她甚至不知道自己为什么要这么紧张,可现实就是她现在紧张得连呼吸都顿住了。
下一刻,她听到苏梦枕说:“雷损今日来了,我与他做下约定,从今往后,风雨楼与六分半堂的婚约就此作废。”
江容:“!”
“那你再也不用顾忌这个了。”她是真心为他高兴,“对风雨楼来说,绝对是好事。”
“对我来说也是。”他望着她轻声道,“因为我终于能将心底真正的想法说出来,告诉我钟情的人了。”

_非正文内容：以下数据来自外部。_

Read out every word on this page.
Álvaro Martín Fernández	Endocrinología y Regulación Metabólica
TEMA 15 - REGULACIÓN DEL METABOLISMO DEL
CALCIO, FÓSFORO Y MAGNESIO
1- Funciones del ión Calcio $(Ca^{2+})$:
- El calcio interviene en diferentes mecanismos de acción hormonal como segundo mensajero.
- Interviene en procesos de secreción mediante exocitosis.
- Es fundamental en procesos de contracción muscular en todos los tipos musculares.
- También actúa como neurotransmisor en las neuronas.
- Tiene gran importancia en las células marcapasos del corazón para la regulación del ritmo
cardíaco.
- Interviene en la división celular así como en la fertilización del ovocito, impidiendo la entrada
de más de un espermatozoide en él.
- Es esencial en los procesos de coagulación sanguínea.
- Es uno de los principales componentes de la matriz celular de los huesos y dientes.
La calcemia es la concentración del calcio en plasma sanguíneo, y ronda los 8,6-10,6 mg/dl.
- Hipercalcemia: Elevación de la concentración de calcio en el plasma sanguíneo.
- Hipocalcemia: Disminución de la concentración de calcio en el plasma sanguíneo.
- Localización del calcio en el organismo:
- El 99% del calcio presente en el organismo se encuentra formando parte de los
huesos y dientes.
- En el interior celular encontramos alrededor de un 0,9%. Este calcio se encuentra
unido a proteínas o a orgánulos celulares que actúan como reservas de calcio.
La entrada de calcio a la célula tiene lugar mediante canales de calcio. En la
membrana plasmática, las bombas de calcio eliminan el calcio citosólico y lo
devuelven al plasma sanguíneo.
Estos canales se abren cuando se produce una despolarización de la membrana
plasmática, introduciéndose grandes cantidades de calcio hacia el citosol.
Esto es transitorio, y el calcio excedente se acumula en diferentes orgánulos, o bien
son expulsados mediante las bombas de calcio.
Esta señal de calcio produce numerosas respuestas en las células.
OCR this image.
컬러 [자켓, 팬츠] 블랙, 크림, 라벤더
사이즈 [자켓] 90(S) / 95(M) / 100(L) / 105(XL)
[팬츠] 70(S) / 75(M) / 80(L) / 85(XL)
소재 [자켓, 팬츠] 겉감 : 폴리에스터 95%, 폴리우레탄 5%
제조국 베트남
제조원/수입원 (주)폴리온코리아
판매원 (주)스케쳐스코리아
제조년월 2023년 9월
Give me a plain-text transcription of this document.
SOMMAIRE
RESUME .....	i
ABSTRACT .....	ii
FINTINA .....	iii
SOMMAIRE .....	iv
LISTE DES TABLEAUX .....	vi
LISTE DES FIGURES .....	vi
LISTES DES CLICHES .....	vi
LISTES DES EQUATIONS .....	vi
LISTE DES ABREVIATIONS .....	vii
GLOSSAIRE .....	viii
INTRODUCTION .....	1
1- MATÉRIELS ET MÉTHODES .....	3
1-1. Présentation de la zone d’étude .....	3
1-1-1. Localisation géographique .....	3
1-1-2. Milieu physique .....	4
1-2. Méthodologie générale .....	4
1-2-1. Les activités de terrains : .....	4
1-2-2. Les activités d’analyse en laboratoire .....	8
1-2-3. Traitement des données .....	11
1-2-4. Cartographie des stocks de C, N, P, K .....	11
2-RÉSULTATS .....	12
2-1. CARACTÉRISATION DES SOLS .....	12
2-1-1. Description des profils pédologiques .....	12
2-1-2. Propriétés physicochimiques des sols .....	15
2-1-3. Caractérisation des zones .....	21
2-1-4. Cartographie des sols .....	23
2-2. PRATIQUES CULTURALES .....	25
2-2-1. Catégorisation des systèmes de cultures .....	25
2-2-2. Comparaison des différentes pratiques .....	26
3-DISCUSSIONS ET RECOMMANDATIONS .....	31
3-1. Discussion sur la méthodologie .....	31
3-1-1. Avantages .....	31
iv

如果说之前那句昆仑有你,勉强还有另一层歧义,那在他望着她说出钟情之人这四个字时,真真是半点歧义都没了。
他说得再认真不过。
“我……”她无法假装不明白他的意思,以至只说一个字就卡了壳。
“我告诉你,并不是为了迫你回应于我。”他又道,“我只是有点……有点忍耐得太久了。”所以婚约一确定取消,便克制不住说了出来。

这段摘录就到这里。